Hé, daar had ze zich bijna verpraat. ‘Zouwen we nie gaon slaope, Hannes?’ wou ze zeggen, maar gelukkig hield ze zich in. Een kwartier nog bleef ze doorwerken, toen het haar bedunkens tijd werd om onder de wol te gaan. Ze stond op, stak met veel geraas haar voeten in haar klompen, schoof de lamp midden op tafel, trok de gewichten van de klok omhoog en plaatste de kousenben weer op de spinde in den hoek van 't vertrek.
Hannes, die de beteekenis van al die bewegingen wel begreep, stond eveneens stilzwijgend op, ging naar achter en voor om de deuren te sluiten, en tien minuten later lag het echtpaar vreedzaam onder de wol, van weerszijden vast besloten met spreken te wachten, tot de ander was begonnen.
Trien had weer op 't punt gestaan van haar spraakorganen gebruik te maken, toen ze Hannes vragen wilde, ‘of de kat wel in 't achterhuis was.’ Maar ze bedacht zich intijds, sloot haar mond wat vaster toe dan gewoonlijk en volgde spoedig haar echtvriend na, door evenals deze in den slaap vergetelheid te zoeken voor de aardsche beslommeringen.

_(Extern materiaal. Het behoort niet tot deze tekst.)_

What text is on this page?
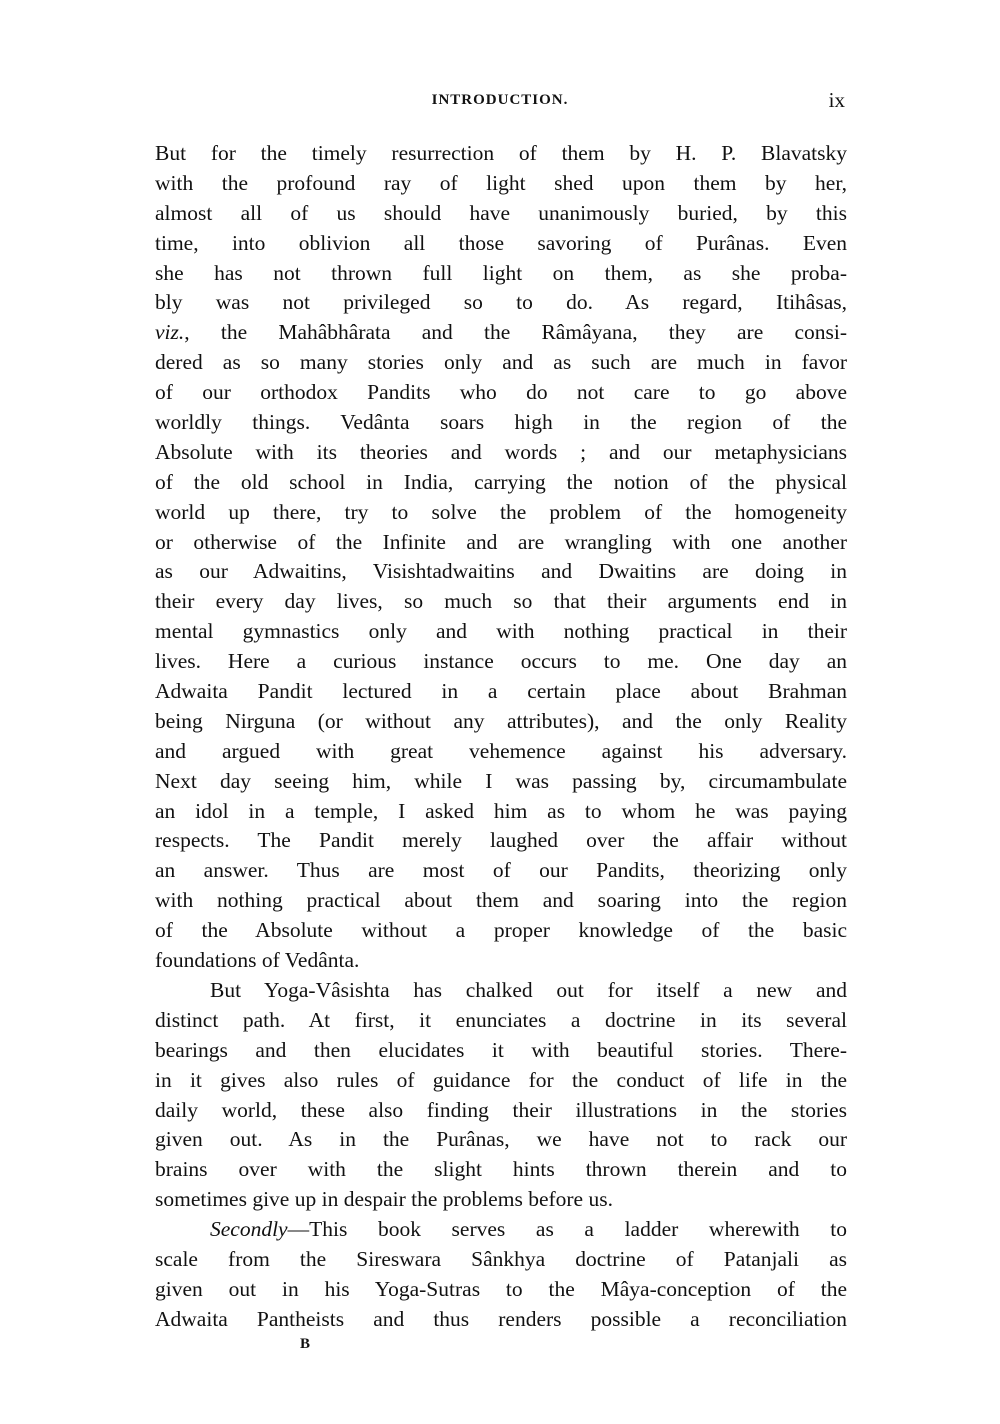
INTRODUCTION.	ix
But for the timely resurrection of them by H. P. Blavatsky
with the profound ray of light shed upon them by her,
almost all of us should have unanimously buried, by this
time, into oblivion all those savoring of Purânas. Even
she has not thrown full light on them, as she proba-
bly was not privileged so to do. As regard, Itihâsas,
viz., the Mahâbhârata and the Râmâyana, they are consi-
dered as so many stories only and as such are much in favor
of our orthodox Pandits who do not care to go above
worldly things. Vedânta soars high in the region of the
Absolute with its theories and words ; and our metaphysicians
of the old school in India, carrying the notion of the physical
world up there, try to solve the problem of the homogeneity
or otherwise of the Infinite and are wrangling with one another
as our Adwaitins, Visishtadwaitins and Dwaitins are doing in
their every day lives, so much so that their arguments end in
mental gymnastics only and with nothing practical in their
lives. Here a curious instance occurs to me. One day an
Adwaita Pandit lectured in a certain place about Brahman
being Nirguna (or without any attributes), and the only Reality
and argued with great vehemence against his adversary.
Next day seeing him, while I was passing by, circumambulate
an idol in a temple, I asked him as to whom he was paying
respects. The Pandit merely laughed over the affair without
an answer. Thus are most of our Pandits, theorizing only
with nothing practical about them and soaring into the region
of the Absolute without a proper knowledge of the basic
foundations of Vedânta.
But Yoga-Vâsishta has chalked out for itself a new and
distinct path. At first, it enunciates a doctrine in its several
bearings and then elucidates it with beautiful stories. There-
in it gives also rules of guidance for the conduct of life in the
daily world, these also finding their illustrations in the stories
given out. As in the Purânas, we have not to rack our
brains over with the slight hints thrown therein and to
sometimes give up in despair the problems before us.
Secondly—This book serves as a ladder wherewith to
scale from the Sireswara Sânkhya doctrine of Patanjali as
given out in his Yoga-Sutras to the Mâya-conception of the
Adwaita Pantheists and thus renders possible a reconciliation
B
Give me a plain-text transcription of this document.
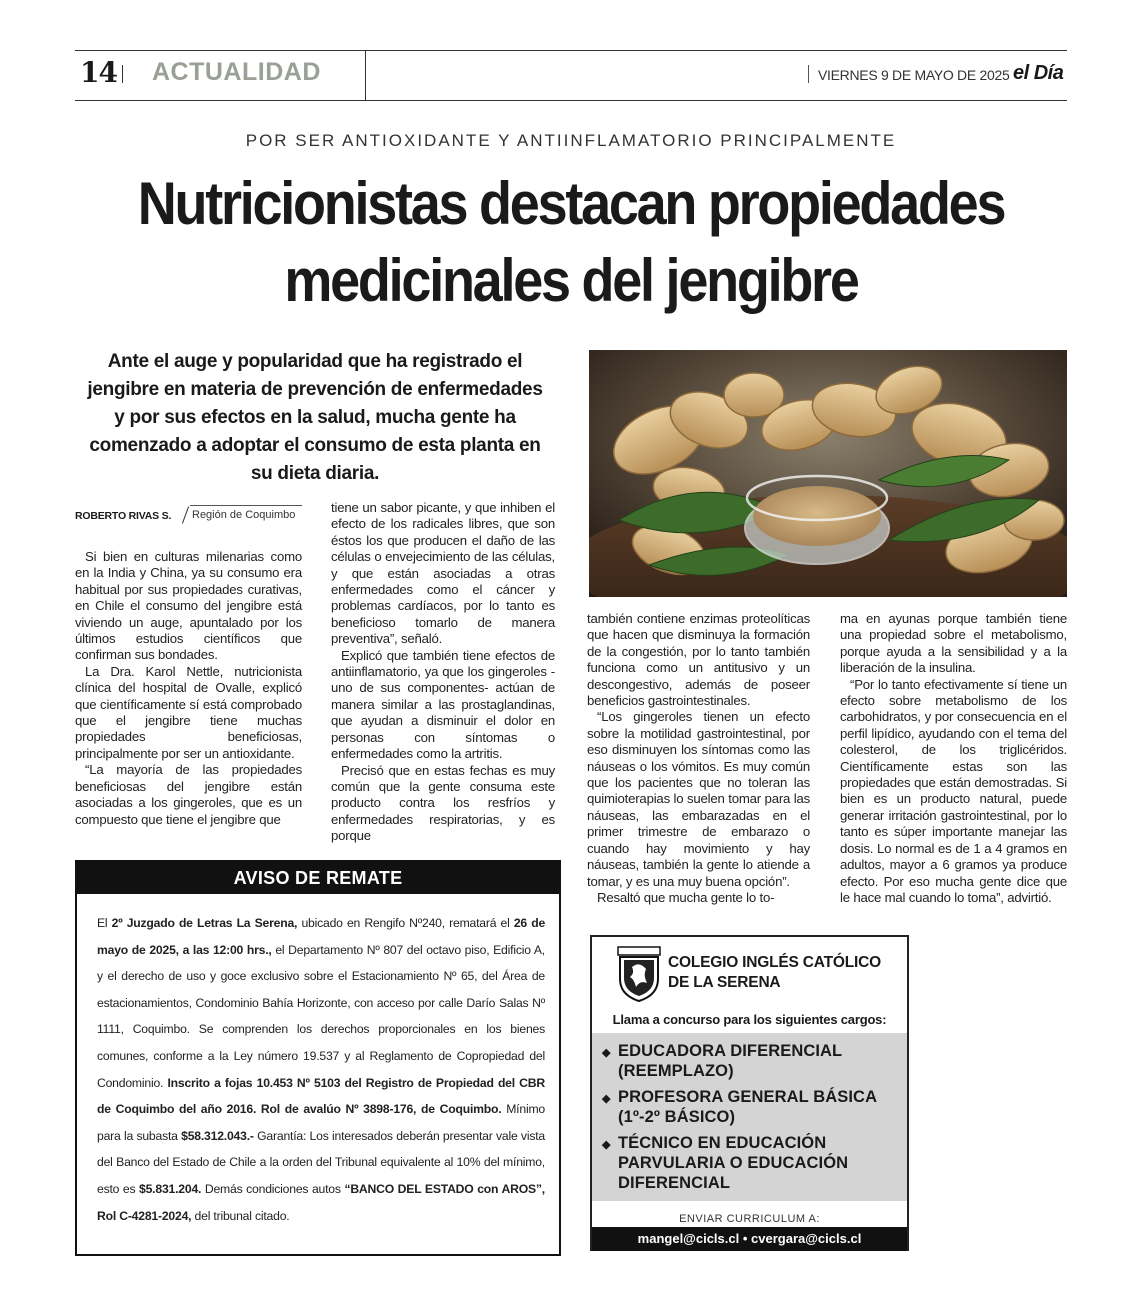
14 ACTUALIDAD	VIERNES 9 DE MAYO DE 2025 el Día
POR SER ANTIOXIDANTE Y ANTIINFLAMATORIO PRINCIPALMENTE
Nutricionistas destacan propiedades
medicinales del jengibre
Ante el auge y popularidad que ha registrado el jengibre en materia de prevención de enfermedades y por sus efectos en la salud, mucha gente ha comenzado a adoptar el consumo de esta planta en su dieta diaria.
ROBERTO RIVAS S. Región de Coquimbo

Si bien en culturas milenarias como en la India y China, ya su consumo era habitual por sus propiedades curativas, en Chile el consumo del jengibre está viviendo un auge, apuntalado por los últimos estudios científicos que confirman sus bondades.

La Dra. Karol Nettle, nutricionista clínica del hospital de Ovalle, explicó que científicamente sí está comprobado que el jengibre tiene muchas propiedades beneficiosas, principalmente por ser un antioxidante.

“La mayoría de las propiedades beneficiosas del jengibre están asociadas a los gingeroles, que es un compuesto que tiene el jengibre que

tiene un sabor picante, y que inhiben el efecto de los radicales libres, que son éstos los que producen el daño de las células o envejecimiento de las células, y que están asociadas a otras enfermedades como el cáncer y problemas cardíacos, por lo tanto es beneficioso tomarlo de manera preventiva”, señaló.

Explicó que también tiene efectos de antiinflamatorio, ya que los gingeroles -uno de sus componentes- actúan de manera similar a las prostaglandinas, que ayudan a disminuir el dolor en personas con síntomas o enfermedades como la artritis.

Precisó que en estas fechas es muy común que la gente consuma este producto contra los resfríos y enfermedades respiratorias, y es porque

también contiene enzimas proteolíticas que hacen que disminuya la formación de la congestión, por lo tanto también funciona como un antitusivo y un descongestivo, además de poseer beneficios gastrointestinales.

“Los gingeroles tienen un efecto sobre la motilidad gastrointestinal, por eso disminuyen los síntomas como las náuseas o los vómitos. Es muy común que los pacientes que no toleran las quimioterapias lo suelen tomar para las náuseas, las embarazadas en el primer trimestre de embarazo o cuando hay movimiento y hay náuseas, también la gente lo atiende a tomar, y es una muy buena opción”.

Resaltó que mucha gente lo to-

ma en ayunas porque también tiene una propiedad sobre el metabolismo, porque ayuda a la sensibilidad y a la liberación de la insulina.

“Por lo tanto efectivamente sí tiene un efecto sobre metabolismo de los carbohidratos, y por consecuencia en el perfil lipídico, ayudando con el tema del colesterol, de los triglicéridos. Científicamente estas son las propiedades que están demostradas. Si bien es un producto natural, puede generar irritación gastrointestinal, por lo tanto es súper importante manejar las dosis. Lo normal es de 1 a 4 gramos en adultos, mayor a 6 gramos ya produce efecto. Por eso mucha gente dice que le hace mal cuando lo toma”, advirtió.

AVISO DE REMATE
El 2º Juzgado de Letras La Serena, ubicado en Rengifo Nº240, rematará el 26 de mayo de 2025, a las 12:00 hrs., el Departamento Nº 807 del octavo piso, Edificio A, y el derecho de uso y goce exclusivo sobre el Estacionamiento Nº 65, del Área de estacionamientos, Condominio Bahía Horizonte, con acceso por calle Darío Salas Nº 1111, Coquimbo. Se comprenden los derechos proporcionales en los bienes comunes, conforme a la Ley número 19.537 y al Reglamento de Copropiedad del Condominio. Inscrito a fojas 10.453 Nº 5103 del Registro de Propiedad del CBR de Coquimbo del año 2016. Rol de avalúo Nº 3898-176, de Coquimbo. Mínimo para la subasta $58.312.043.- Garantía: Los interesados deberán presentar vale vista del Banco del Estado de Chile a la orden del Tribunal equivalente al 10% del mínimo, esto es $5.831.204. Demás condiciones autos “BANCO DEL ESTADO con AROS”, Rol C-4281-2024, del tribunal citado.
COLEGIO INGLÉS CATÓLICO
DE LA SERENA
Llama a concurso para los siguientes cargos:
◆ EDUCADORA DIFERENCIAL
(REEMPLAZO)
◆ PROFESORA GENERAL BÁSICA
(1º-2º BÁSICO)
◆ TÉCNICO EN EDUCACIÓN
PARVULARIA O EDUCACIÓN
DIFERENCIAL
ENVIAR CURRICULUM A:
mangel@cicls.cl • cvergara@cicls.cl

't Werd morgen. De dag scheen reeds door de lichtgaten van de gesloten vensters en zoo even had de hangklok zeven tjingelende slagen doen hooren, maar Hannes en Trien lagen nog rustig onder de dekens. Reeds drie, vier malen had Trien hem een vrij stevigen stomp met de ellebogen toegediend, hem aldus beduidende, dat hij ‘er uit’ moest, dat het hoog tijd werd, maar Hannes hield zich Oostindisch doof of liever ongevoelig. Hij bleef rustig liggen en toonde geen de minste neiging om zijn warm verblijf te verlaten. 't Werd Trien al meer en meer duidelijk, dat Hannes niet wilde, en toen een hernieuwde stomp nog geen uitwerking op hem had, besloot ze zijn voorbeeld te volgen en te blijven liggen. Er mocht van komen wat wilde, toegeven zou ze nu eens niet.
Intusschen begonnen zich ook buiten de slaapkamer de gevolgen te vertoonen van den ongewonen gang van zaken. In den stal begonnen de viervoeters erg onrustig te worden. Ze waren gewoon 's morgens in de vroegte een bezoek van baas en vrouw te ontvangen en hun rantsoen te nuttigen. Nu stonden ze met een leege maag en gaven luide hun ongenoegen te kennen over de schromelijke verwaarloozing, waarvan zij de slachtoffers waren. De koeien stonden met de voorpooten op den vloer, de eene loeiende, een andere woest schuddende met den kop, weer een andere met uitgerekten nek en schurende het laatste spoor van hooi naar zich toehalende. De schapen in hun hok liepen onrustig door elkander en stonden een volgend oogenblik saamgedrongen bij den hoek van de deur. Hun luid geblaat bewees, dat ook bij 't schaap, het beeld der lijdzaamheid, de natuur haar rechten gelden doet. De varkens maakten een leven als een oordeel, staken de koppen knorrende en schreeuwende over den rand van hun hok, drongen, beten, vochten en tierden als bezetenen. Gehinnik en getrappel van paarden, kakelen en scharrelen van kippen; geloei, geblaat, geschreeuw, geknor, 't gaf een leven, dat zeker door de geheele buurt gehoord kon worden. Zelfs poes werkte mee in 't concert en stond met hoogen rug en opgerichten staart voor de kamerdeur te miauwen om binnengelaten te worden.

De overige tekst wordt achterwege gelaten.